Gunnar wrote:

> > > I'm not sure whether chars are meant to be signed or unsigned by
> > > default
> > 
> > The compiler is free to choose.
> 
> This was a disaster waiting to happen. I think it's time that we
> implement the following policy:
> 
> Use "char" for (text) strings but nothing else. Otherwise choose
> the one of "signed char" and "unsigned char" that makes most sense in
> the context. Where signedness is unimportant, use "signed char".

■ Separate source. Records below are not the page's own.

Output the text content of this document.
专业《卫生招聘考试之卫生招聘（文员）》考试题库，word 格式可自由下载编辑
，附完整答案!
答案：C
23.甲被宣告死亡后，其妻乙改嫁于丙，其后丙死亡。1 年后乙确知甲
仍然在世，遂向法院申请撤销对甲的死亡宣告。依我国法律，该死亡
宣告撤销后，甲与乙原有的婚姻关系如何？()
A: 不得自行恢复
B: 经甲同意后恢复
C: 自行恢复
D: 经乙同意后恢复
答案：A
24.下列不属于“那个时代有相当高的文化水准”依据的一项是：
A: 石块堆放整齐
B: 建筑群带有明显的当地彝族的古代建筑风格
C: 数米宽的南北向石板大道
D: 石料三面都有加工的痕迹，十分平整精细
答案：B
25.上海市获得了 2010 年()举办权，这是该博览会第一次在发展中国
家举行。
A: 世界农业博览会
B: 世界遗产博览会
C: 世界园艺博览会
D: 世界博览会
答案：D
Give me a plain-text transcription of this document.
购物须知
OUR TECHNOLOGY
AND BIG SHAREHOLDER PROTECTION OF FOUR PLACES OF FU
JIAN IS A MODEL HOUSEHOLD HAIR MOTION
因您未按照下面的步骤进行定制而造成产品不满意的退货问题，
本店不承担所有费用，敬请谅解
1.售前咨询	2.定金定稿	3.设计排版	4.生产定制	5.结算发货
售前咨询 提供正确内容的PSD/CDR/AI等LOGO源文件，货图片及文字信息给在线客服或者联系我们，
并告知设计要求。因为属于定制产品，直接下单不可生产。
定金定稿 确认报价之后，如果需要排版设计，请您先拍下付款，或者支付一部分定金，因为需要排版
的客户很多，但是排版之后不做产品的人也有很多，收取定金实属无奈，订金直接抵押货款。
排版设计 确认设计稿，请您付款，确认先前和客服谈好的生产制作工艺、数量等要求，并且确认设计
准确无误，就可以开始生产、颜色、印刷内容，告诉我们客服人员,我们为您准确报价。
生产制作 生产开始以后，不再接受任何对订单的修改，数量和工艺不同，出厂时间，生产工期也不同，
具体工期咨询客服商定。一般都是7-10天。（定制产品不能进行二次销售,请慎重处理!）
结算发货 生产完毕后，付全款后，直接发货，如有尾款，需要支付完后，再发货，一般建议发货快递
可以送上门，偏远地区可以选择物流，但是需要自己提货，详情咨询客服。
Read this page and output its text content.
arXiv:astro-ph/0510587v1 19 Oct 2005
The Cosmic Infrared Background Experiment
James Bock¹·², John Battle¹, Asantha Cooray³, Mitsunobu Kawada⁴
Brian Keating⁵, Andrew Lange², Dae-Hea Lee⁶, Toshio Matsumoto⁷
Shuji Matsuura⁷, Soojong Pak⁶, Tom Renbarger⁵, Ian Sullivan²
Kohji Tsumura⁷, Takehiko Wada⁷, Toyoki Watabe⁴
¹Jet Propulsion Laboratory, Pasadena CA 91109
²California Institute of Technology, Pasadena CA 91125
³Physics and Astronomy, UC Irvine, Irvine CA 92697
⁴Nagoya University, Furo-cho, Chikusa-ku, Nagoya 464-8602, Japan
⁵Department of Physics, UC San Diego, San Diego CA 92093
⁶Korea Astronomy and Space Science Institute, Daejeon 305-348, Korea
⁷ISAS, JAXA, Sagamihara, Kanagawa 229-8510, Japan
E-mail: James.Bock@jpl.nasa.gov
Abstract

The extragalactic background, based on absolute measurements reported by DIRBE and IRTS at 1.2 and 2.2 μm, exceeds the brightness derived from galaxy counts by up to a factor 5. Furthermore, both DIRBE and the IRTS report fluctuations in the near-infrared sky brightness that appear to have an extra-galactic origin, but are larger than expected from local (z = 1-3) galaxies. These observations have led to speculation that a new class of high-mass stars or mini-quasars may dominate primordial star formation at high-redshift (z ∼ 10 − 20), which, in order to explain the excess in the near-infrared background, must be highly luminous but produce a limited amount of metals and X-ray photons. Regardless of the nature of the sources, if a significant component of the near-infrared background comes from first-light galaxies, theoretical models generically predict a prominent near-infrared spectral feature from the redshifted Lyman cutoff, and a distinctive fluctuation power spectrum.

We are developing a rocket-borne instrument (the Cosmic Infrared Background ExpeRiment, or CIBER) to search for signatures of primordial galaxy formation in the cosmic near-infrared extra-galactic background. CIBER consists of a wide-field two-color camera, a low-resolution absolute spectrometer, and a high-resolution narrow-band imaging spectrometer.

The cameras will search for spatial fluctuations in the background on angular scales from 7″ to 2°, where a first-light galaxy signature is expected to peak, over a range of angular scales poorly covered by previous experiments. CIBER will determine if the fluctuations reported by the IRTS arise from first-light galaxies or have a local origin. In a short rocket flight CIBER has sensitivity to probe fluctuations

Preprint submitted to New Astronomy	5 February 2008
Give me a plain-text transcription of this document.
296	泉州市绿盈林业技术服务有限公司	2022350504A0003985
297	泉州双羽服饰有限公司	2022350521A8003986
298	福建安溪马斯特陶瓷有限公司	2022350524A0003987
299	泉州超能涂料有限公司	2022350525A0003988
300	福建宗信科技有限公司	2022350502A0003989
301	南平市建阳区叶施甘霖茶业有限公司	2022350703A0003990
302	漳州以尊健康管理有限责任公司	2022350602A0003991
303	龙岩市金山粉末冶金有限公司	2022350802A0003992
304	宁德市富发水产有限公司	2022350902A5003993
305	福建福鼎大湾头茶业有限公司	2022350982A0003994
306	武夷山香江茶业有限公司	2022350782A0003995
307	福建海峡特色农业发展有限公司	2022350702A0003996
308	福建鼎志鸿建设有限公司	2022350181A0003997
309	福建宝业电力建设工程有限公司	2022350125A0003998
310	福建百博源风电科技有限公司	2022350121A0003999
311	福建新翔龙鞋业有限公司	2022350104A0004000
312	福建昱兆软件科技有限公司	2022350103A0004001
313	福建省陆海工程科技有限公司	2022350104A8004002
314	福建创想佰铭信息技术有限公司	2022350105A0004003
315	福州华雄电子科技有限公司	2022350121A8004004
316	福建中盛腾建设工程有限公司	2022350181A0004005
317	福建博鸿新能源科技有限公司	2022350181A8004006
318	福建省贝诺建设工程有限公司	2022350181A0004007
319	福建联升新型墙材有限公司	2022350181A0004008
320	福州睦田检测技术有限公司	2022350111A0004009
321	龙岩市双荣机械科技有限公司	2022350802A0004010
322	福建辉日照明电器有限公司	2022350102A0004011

I have more or less completed this conversion, see the patches in ticket
31: http://trac.gnugo.org/gnugo/ticket/31. While doing this, I found
-Wconversion pretty helpful:

`-Wconversion'
     Warn if a prototype causes a type conversion that is different
     from what would happen to the same argument in the absence of a
     prototype.  This includes conversions of fixed point to floating
     and vice versa, and conversions changing the width or signedness
     of a fixed point argument except when the same as the default
     promotion.

     Also, warn if a negative integer constant expression is implicitly
     converted to an unsigned type.  For example, warn about the
     assignment `x = -1' if `x' is unsigned.  But do not warn about
     explicit casts like `(unsigned) -1'.

Does anyone see a reason not to set this for GNU Go? (After my changes,
GNU Go again compiles without warnings with -Wconversion included.)